On 02.08.2016 19:25, Andreas Bruckbauer wrote:
> 
> Dear Dennis,
> 
> I still don't get it, Remko wrote that it takes at least 500s based on the SSD transfer rate to load the 1 TB data set and more typically 30 mins. How could you load it in 60s? Please share the details.

There is no real magic here :) The "trick" is that the file contains
multiple downscaled versions of the dataset, a so-called resolution
pyramid. Several modern file formats now have this feature, even though
I think Imaris was one of the early adopters.

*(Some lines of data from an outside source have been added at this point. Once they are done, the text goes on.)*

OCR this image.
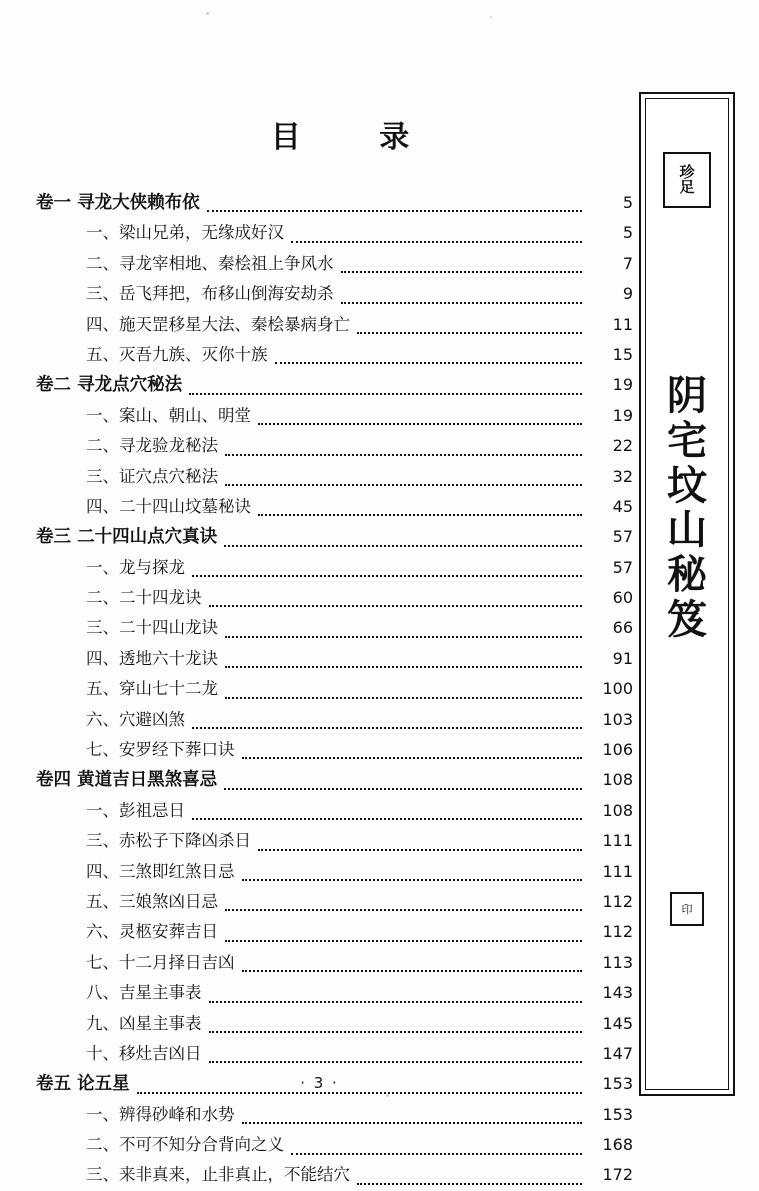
目 录
卷一 寻龙大侠赖布依	5
一、梁山兄弟，无缘成好汉	5
二、寻龙宰相地、秦桧祖上争风水	7
三、岳飞拜把，布移山倒海安劫杀	9
四、施天罡移星大法、秦桧暴病身亡	11
五、灭吾九族、灭你十族	15
卷二 寻龙点穴秘法	19
一、案山、朝山、明堂	19
二、寻龙验龙秘法	22
三、证穴点穴秘法	32
四、二十四山坟墓秘诀	45
卷三 二十四山点穴真诀	57
一、龙与探龙	57
二、二十四龙诀	60
三、二十四山龙诀	66
四、透地六十龙诀	91
五、穿山七十二龙	100
六、穴避凶煞	103
七、安罗经下葬口诀	106
卷四 黄道吉日黑煞喜忌	108
一、彭祖忌日	108
三、赤松子下降凶杀日	111
四、三煞即红煞日忌	111
五、三娘煞凶日忌	112
六、灵柩安葬吉日	112
七、十二月择日吉凶	113
八、吉星主事表	143
九、凶星主事表	145
十、移灶吉凶日	147
卷五 论五星	153
一、辨得砂峰和水势	153
二、不可不知分合背向之义	168
三、来非真来，止非真止，不能结穴	172
珍
足
阴
宅
坟
山
秘
笈
印
· 3 ·
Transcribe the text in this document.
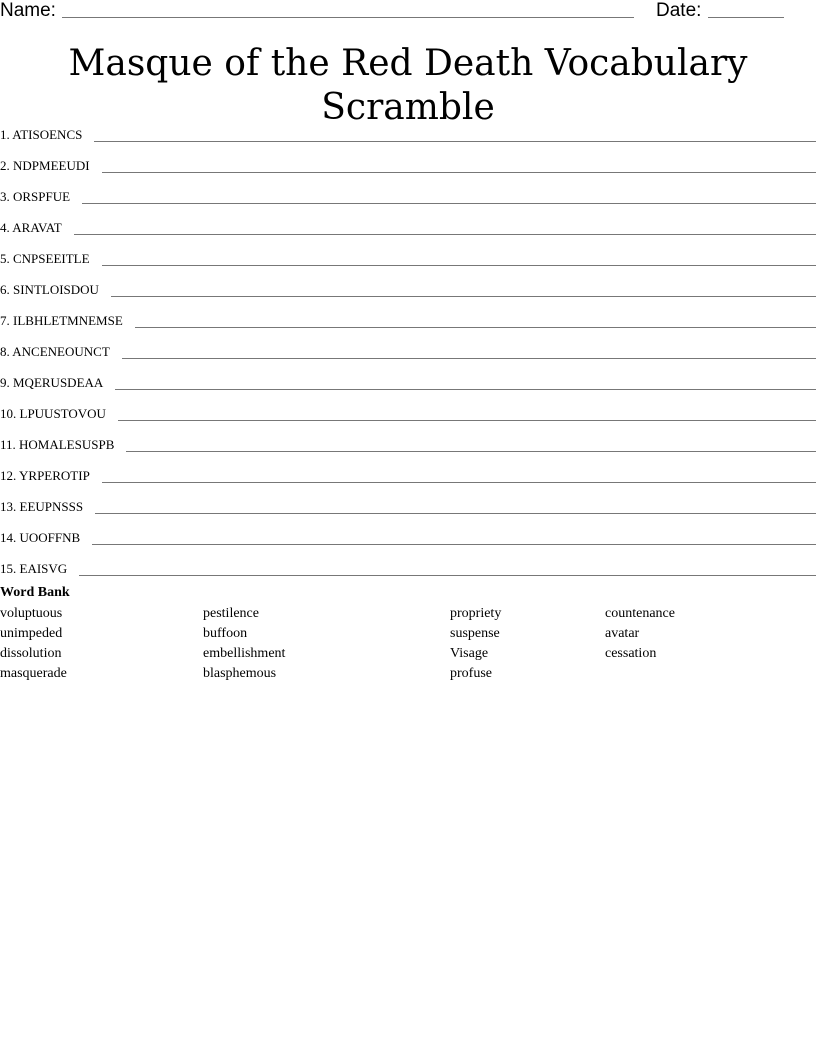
Name:	Date:
Masque of the Red Death Vocabulary Scramble
1. ATISOENCS
2. NDPMEEUDI
3. ORSPFUE
4. ARAVAT
5. CNPSEEITLE
6. SINTLOISDOU
7. ILBHLETMNEMSE
8. ANCENEOUNCT
9. MQERUSDEAA
10. LPUUSTOVOU
11. HOMALESUSPB
12. YRPEROTIP
13. EEUPNSSS
14. UOOFFNB
15. EAISVG
Word Bank
voluptuous
unimpeded
dissolution
masquerade
pestilence
buffoon
embellishment
blasphemous
propriety
suspense
Visage
profuse
countenance
avatar
cessation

In any case, this feature is mostly helpful for fast opening and viewing
of the dataset. Several file formats combine this with a feature for
chunking, to load only certain "blocks" of the higher resolutions into
memory, as needed. This way, when you zoom in to any detail, only those
chunks that encompass the close-up region are loaded in high resolution,
which saves memory and loading time.

For the processing, it depends on the algorithm whether chunking can be
used or not. Certainly not all software, but also not all algorithms can
profit from chunking, because a transformation may require the full
dataset. If your image analysis software does supports chunking, and
the algorithm can work block-wise, then it can run with very low memory
requirements. In good cases you may be able to process virtually any
size datasets with just enough RAM for a few blocks, like a few MB of
RAM! Of course, eventually the full file needs to be loaded at a high
resolution to process it at this resolution.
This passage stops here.